In her groundbreaking new book Biased, Stanford psychologist and MacArthur “genius” grantee, Jennifer Eberhardt, details the social science research that demonstrates the intensely negative impact of unconscious bias on the lives of people of color. Black customers are thrown out of Starbuck’s and hotel lobbies for no reason; black drivers are pulled over and arrested at higher rates than white drivers; job applicants with black-sounding names are half as likely to get a callback; black patients receive substandard medical care; black students are more severely disciplined for infractions; black defendants have to pay 35% higher bail for the same offense.
If unconscious bias insinuates itself into every facet of life—and laws and policies do not rise to the challenge of defending against this outcome—then it’s little wonder that a lifetime of being on the receiving end of such bias would render someone more vulnerable to poverty, housing insecurity, poor health and, ultimately, homelessness.

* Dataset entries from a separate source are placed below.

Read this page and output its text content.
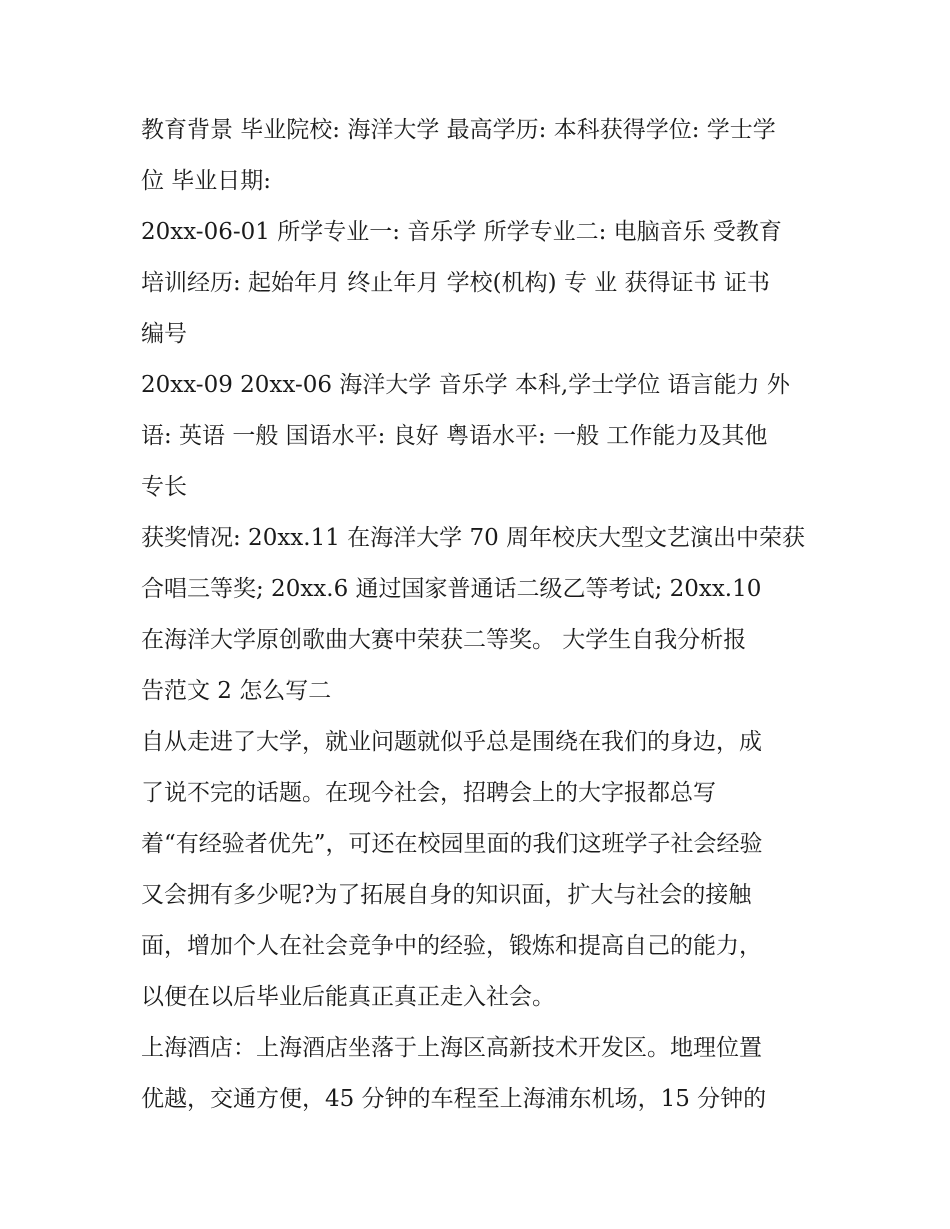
教育背景 毕业院校: 海洋大学 最高学历: 本科获得学位: 学士学
位 毕业日期:
20xx-06-01 所学专业一: 音乐学 所学专业二: 电脑音乐 受教育
培训经历: 起始年月 终止年月 学校(机构) 专 业 获得证书 证书
编号
20xx-09 20xx-06 海洋大学 音乐学 本科,学士学位 语言能力 外
语: 英语 一般 国语水平: 良好 粤语水平: 一般 工作能力及其他
专长
获奖情况: 20xx.11 在海洋大学 70 周年校庆大型文艺演出中荣获
合唱三等奖; 20xx.6 通过国家普通话二级乙等考试; 20xx.10
在海洋大学原创歌曲大赛中荣获二等奖。 大学生自我分析报
告范文 2 怎么写二
自从走进了大学，就业问题就似乎总是围绕在我们的身边，成
了说不完的话题。在现今社会，招聘会上的大字报都总写
着“有经验者优先”，可还在校园里面的我们这班学子社会经验
又会拥有多少呢?为了拓展自身的知识面，扩大与社会的接触
面，增加个人在社会竞争中的经验，锻炼和提高自己的能力，
以便在以后毕业后能真正真正走入社会。
上海酒店：上海酒店坐落于上海区高新技术开发区。地理位置
优越，交通方便，45 分钟的车程至上海浦东机场，15 分钟的
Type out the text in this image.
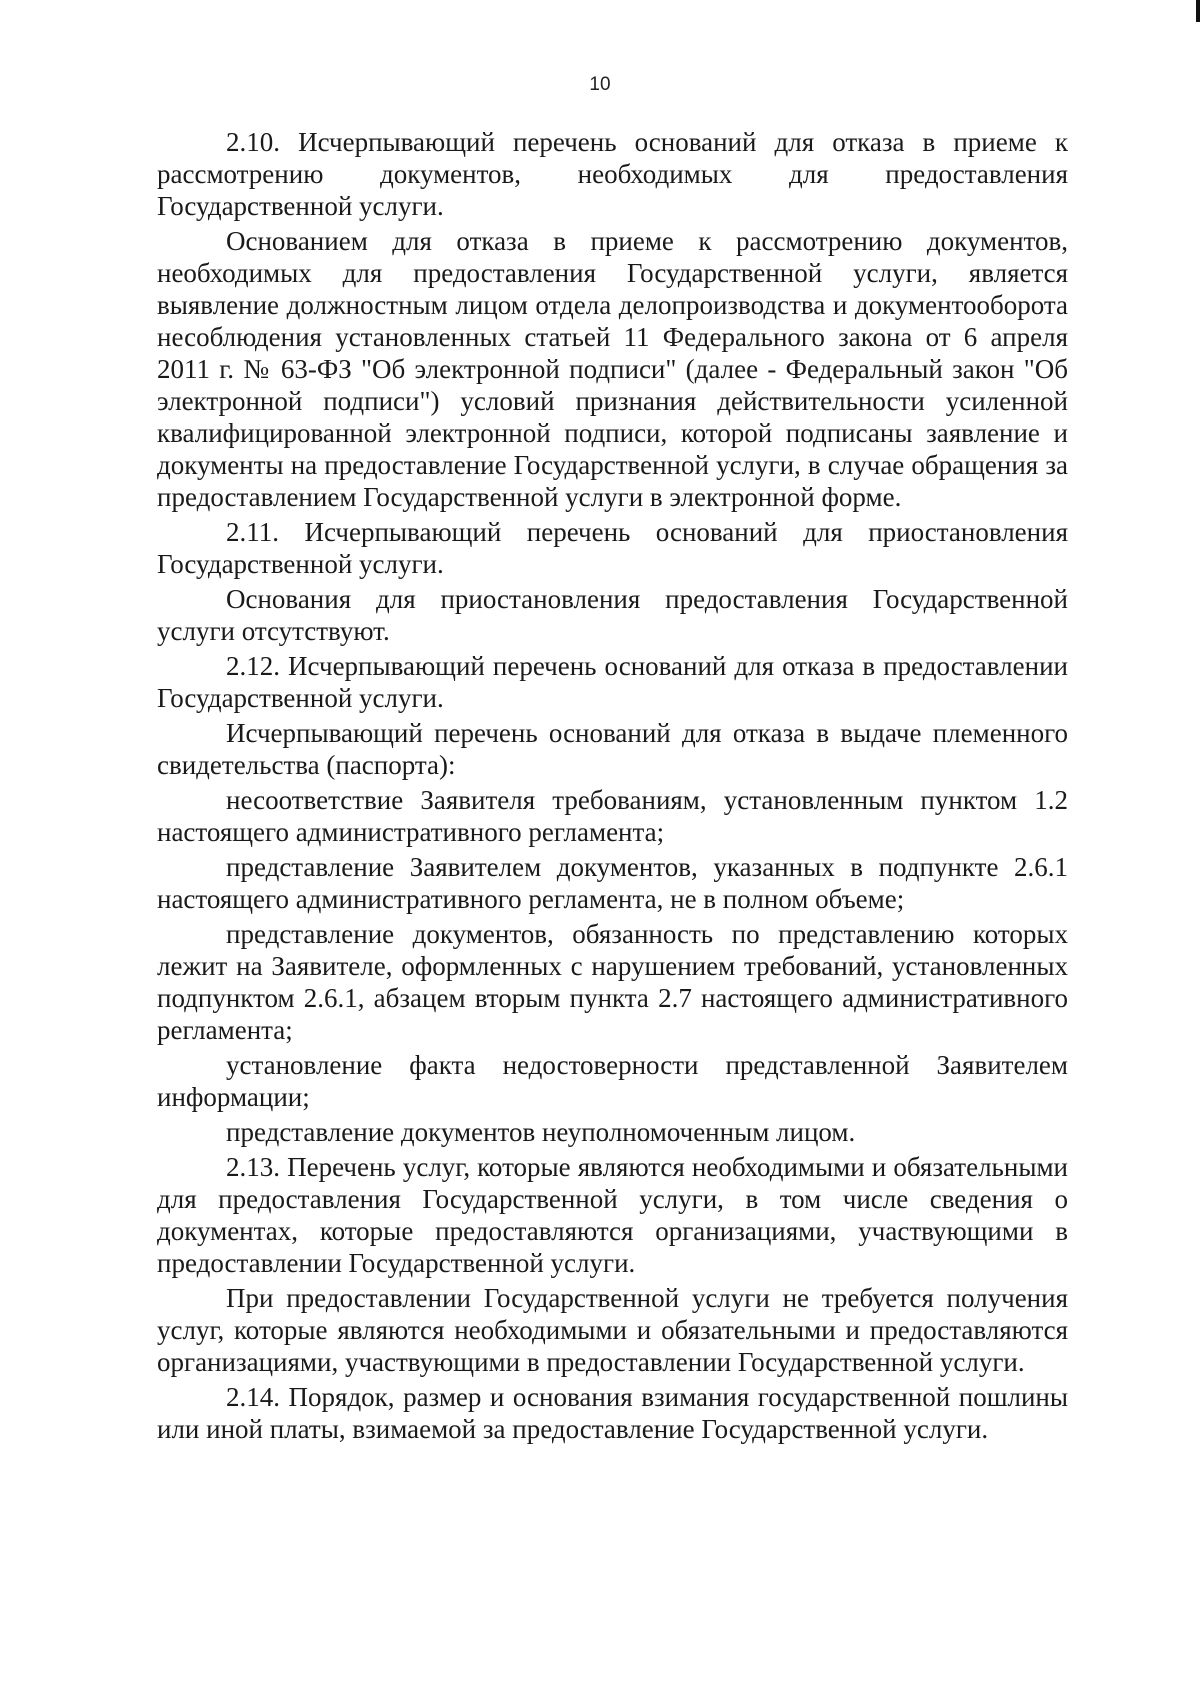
10

2.10. Исчерпывающий перечень оснований для отказа в приеме к рассмотрению документов, необходимых для предоставления Государственной услуги.

Основанием для отказа в приеме к рассмотрению документов, необходимых для предоставления Государственной услуги, является выявление должностным лицом отдела делопроизводства и документооборота несоблюдения установленных статьей 11 Федерального закона от 6 апреля 2011 г. № 63-ФЗ "Об электронной подписи" (далее - Федеральный закон "Об электронной подписи") условий признания действительности усиленной квалифицированной электронной подписи, которой подписаны заявление и документы на предоставление Государственной услуги, в случае обращения за предоставлением Государственной услуги в электронной форме.

2.11. Исчерпывающий перечень оснований для приостановления Государственной услуги.

Основания для приостановления предоставления Государственной услуги отсутствуют.

2.12. Исчерпывающий перечень оснований для отказа в предоставлении Государственной услуги.

Исчерпывающий перечень оснований для отказа в выдаче племенного свидетельства (паспорта):

несоответствие Заявителя требованиям, установленным пунктом 1.2 настоящего административного регламента;

представление Заявителем документов, указанных в подпункте 2.6.1 настоящего административного регламента, не в полном объеме;

представление документов, обязанность по представлению которых лежит на Заявителе, оформленных с нарушением требований, установленных подпунктом 2.6.1, абзацем вторым пункта 2.7 настоящего административного регламента;

установление факта недостоверности представленной Заявителем информации;

представление документов неуполномоченным лицом.

2.13. Перечень услуг, которые являются необходимыми и обязательными для предоставления Государственной услуги, в том числе сведения о документах, которые предоставляются организациями, участвующими в предоставлении Государственной услуги.

При предоставлении Государственной услуги не требуется получения услуг, которые являются необходимыми и обязательными и предоставляются организациями, участвующими в предоставлении Государственной услуги.

2.14. Порядок, размер и основания взимания государственной пошлины или иной платы, взимаемой за предоставление Государственной услуги.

Here in Berkeley, overt racism is relatively rare, and our community has come together in powerful ways in recent years to denounce hatred and bigotry and affirm our values of inclusivity and humanitarianism. At the same time, not even Berkeleyans are immune to unconscious bias nor to a related cognitive error called “availability bias” which leads us to overgeneralize observations of individuals to a broader group. For example, I might know a person of a certain race who is irresponsible or hedonistic or dishonest and this may lead me to assume (groundlessly) that most or all members of that race possess that trait. It’s an easy enough mistake to make and, when it’s made thousands of times by millions of people, it has devastating consequences for the maligned group. Individuals, Kendi beseeches us to understand, are not representatives of their race or ethnicity. Nor is a homeless person with behavioral problems representative of all unhoused individuals.
Berkeley is transforming from a socioeconomically diverse community to a predominantly white, affluent city. In 2010, 14% of Berkeleyans were black compared to 9% today. Median income in Berkeley has, since 2000, gone up much faster than in California as a whole. (The poor aren’t getting rich—they’re moving away). This is a racist (and classist) outcome even if was not driven by a racist intent. I believe poor and non-white people have as much right to make Berkeley their home as anyone, and I support policies and programs that make it possible for them to do so.
As Berkeley struggles to address the homelessness crisis, I urge our city to add racism to the short list of root causes and to evaluate–every time it considers whether or not to approve a new ordinance, program, or housing development, or decides how to allocate Measures O & P funds–what it will mean for the ability of low-income and people of color to continue living here. Either black people brought homelessness on themselves by being 13 times inferior to white people, or our political system has failed to redress centuries of overt and hidden racism.